Monday, September 26, 2011

Thank Goodness It's Monday #323

THE LESSON OF
THE BEST CUPCAKES IN TOWN

 I live in a town that, along with the rest of the USA of late, has been caught up in “gourmet cupcake mania.”


Cupcake array
with the not-so-subliminal
Alice in Wonderland
“Eat me” message.
More specifically, as higher-rent storefronts along the main street and around the “fashionable” downtown retail district become available, they are occupied by well-intended-but-unproven “bakers” plying their trade with offerings of high-end cupcakes and other Cake-Boss-wannabe bakery goods.

A tasty idea, certainly.

But --

Most of these enterprises don’t last the length of their leases.

Blame it on the cooking shows, lifestyle magazines and cable channels I guess. The reality of the business is --

It’s not as glamorous as it seems. Surely there are many factors contributing to the quick demise of these cupcake emporiums, starting with the naming process.

Can “KupKake Korner” really be an enduring business? House o’ Cupcakes? YumYum Cupcakes? CupCake Corral? Brownie Points?

But I digress …

Just call me The Cupcake Curmudgeon.

Catchy names aside: Any moderately successful business person might intuit some of the lack-of-longevity causes. And other troublesome factors are, no doubt, unique to the business of baking. So few outside the industry have an intimate enough understanding to discuss knowledgably.

But still –

That didn’t stop me from griping about this entrepreneurial foolhardiness at a recent breakfast gathering of “trusted advisors.”
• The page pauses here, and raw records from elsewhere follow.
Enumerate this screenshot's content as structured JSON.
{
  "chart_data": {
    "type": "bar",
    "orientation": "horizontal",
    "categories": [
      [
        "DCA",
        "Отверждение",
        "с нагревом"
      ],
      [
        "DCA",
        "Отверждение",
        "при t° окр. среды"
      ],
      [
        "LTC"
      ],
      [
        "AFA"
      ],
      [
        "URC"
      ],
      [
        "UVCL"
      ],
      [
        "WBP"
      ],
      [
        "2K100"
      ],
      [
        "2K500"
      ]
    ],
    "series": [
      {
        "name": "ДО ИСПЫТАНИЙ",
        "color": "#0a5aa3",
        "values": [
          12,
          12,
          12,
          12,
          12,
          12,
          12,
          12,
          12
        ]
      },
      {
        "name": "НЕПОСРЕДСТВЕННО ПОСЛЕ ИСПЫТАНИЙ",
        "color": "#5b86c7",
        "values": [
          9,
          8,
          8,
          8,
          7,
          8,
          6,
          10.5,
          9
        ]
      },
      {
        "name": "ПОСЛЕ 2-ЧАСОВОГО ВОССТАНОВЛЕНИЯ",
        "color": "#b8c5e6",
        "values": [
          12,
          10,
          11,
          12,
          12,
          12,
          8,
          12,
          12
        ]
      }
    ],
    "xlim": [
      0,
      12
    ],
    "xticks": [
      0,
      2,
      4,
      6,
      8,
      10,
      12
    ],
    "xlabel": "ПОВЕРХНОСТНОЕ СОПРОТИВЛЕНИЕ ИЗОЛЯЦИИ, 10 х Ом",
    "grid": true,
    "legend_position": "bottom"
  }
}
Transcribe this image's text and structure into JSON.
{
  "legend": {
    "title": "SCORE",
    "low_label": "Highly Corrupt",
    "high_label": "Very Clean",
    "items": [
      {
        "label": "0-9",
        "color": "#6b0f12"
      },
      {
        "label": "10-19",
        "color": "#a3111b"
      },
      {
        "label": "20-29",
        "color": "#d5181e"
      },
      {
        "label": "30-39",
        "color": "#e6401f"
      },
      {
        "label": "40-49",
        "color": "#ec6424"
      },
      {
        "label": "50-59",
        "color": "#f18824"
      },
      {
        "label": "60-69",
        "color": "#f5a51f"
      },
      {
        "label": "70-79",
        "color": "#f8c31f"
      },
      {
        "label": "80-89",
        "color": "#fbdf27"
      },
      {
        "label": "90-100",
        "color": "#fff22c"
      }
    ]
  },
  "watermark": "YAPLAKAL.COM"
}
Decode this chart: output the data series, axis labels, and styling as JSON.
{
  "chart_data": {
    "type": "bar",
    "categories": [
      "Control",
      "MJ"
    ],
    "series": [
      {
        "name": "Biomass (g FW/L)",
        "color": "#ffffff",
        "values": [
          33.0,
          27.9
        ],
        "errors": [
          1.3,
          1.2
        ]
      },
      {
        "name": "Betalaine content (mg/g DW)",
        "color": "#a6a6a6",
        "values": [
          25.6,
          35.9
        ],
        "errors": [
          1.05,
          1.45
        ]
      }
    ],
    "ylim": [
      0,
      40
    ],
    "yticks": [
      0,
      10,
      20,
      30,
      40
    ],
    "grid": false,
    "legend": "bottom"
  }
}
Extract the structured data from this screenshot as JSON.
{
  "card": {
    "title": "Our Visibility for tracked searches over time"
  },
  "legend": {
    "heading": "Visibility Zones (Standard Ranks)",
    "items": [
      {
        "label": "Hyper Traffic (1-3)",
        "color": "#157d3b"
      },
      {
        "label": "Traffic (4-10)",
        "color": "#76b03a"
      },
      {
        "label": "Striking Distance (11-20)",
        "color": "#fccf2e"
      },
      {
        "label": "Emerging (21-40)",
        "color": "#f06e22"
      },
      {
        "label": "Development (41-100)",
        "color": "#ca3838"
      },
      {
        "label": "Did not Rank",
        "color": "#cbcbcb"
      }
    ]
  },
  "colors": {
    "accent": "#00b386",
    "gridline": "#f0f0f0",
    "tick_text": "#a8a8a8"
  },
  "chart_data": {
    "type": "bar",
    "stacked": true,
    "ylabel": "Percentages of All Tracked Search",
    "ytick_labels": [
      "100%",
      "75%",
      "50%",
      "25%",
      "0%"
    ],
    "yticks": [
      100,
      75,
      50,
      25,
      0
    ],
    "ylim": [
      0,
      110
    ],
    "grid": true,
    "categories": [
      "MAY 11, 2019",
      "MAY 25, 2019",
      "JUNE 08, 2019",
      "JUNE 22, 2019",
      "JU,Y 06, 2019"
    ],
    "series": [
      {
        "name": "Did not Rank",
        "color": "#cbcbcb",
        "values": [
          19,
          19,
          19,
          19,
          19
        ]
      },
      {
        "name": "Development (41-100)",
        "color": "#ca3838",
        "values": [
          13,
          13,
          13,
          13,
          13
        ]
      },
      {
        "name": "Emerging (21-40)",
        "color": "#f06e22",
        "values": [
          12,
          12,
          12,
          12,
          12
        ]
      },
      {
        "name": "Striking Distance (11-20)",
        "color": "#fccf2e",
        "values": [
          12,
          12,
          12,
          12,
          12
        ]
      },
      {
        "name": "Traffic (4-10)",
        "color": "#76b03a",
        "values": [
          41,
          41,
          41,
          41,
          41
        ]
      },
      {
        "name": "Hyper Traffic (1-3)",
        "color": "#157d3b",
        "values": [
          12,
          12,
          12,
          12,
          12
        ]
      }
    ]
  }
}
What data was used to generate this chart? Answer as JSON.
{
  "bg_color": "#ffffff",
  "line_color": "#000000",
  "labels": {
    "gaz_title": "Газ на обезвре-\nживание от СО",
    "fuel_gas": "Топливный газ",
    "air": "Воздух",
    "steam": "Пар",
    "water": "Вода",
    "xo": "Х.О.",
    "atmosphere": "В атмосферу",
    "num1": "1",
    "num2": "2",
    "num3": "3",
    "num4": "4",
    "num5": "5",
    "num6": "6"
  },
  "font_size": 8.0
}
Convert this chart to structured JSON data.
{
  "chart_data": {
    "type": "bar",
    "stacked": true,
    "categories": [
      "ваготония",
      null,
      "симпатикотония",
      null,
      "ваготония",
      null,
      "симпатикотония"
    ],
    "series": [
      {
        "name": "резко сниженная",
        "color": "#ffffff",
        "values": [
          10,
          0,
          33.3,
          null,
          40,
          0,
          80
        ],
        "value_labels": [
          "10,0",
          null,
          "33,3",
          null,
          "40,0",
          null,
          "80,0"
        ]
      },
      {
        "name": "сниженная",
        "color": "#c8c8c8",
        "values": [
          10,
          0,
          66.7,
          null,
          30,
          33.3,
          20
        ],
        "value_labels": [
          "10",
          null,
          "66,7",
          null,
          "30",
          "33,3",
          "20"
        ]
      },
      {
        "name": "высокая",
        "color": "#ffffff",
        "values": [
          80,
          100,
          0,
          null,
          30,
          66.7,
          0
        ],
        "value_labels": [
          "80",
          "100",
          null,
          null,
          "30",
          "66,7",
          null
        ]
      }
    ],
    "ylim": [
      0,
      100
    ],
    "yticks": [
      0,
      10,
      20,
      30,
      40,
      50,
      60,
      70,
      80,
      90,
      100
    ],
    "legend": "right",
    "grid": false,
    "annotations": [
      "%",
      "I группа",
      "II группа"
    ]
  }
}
And there a friend shared the following story of a cupcake entrepreneur who, in the search for perfection, nearly sacrificed her success.

The beginnings of the tale – apocryphal, I suspect, but instructive nonetheless – have a familiar ring.

Praised as a homemaker for providing “the best tasting, most popular cookies” and cupcakes and other bake goods for all manner of grammar school birthday parties, PTA fundraisers, Scout outings, and the like -- and encouraged by her family -- she took modest steps toward making her baking into a profit-making enterprise.

And, surprise!

Her dough started making dough. (I couldn’t resist.) Her early commercial efforts were rewarded with success.

But as demand and production rose, she worried that the non-uniform shape of her output didn’t measure up to her high standards and did not reflect well on her. Despite a pretty good grip on the business basics --

The baker became so caught up with the ideal of striving for perfect, unvarying cookies that production stalled.

Sure, every cookie and cupcake delivered by the bakery was perfectly and uniformly proportioned. But to achieve this perfect output, shipments were delayed, new marketing went untended, and the new enterprise slipped back from a promising start and was barely breaking even.

Kid wisdom to the rescue. In the midst of this journey to the brink of disaster, one of the baker’s children observed –

“Gee, Mom ... 
All your cookies look just like the packaged kind.”

In that moment the baker realized that her core customers weren’t necessarily looking for or buying "perfection."

No one cared much about the uniformity of her cookies and cupcakes.

They cared about the taste. Making “the best tasting cookies in town” resumed – with each baked good having its own unique shape.

No “cookie cutter” cookies. Sales picked up, productivity kept pace easily, and the business expanded. And not one cookie in the batch looks exactly like another.

TGIM Takeaway: Striving for perfection is noble and good. But keep in mind that what’s “perfect” is often unattainable and may actually be undesirable.

As Shakespeare observed in King Lear: “Striving to be better, we oft mar what’s well.”

TGIM IDEA IN ACTION: Set and aim for lofty goals. Just make sure your passion matches the desire of the world at large.

And that’s one way to insure that the cookie doesn’t crumble.

Geoff Steck
Chief Catalyst
Alexander Publishing & Marketing

8 Depot Square
Englewood, NJ 07631
201-569-5373

tgimguy@gmail.com   

P.S. Icing on the cake:

         “Ring the bells that still can ring.
          Forget your perfect offering.
         There is a crack, a crack in everything.
        That's how the light gets in.”

Singer, songwriter and poet Leonard Cohen sang that chorus in Anthem, a song he claimed took him 10 years to write. It was released around 1992.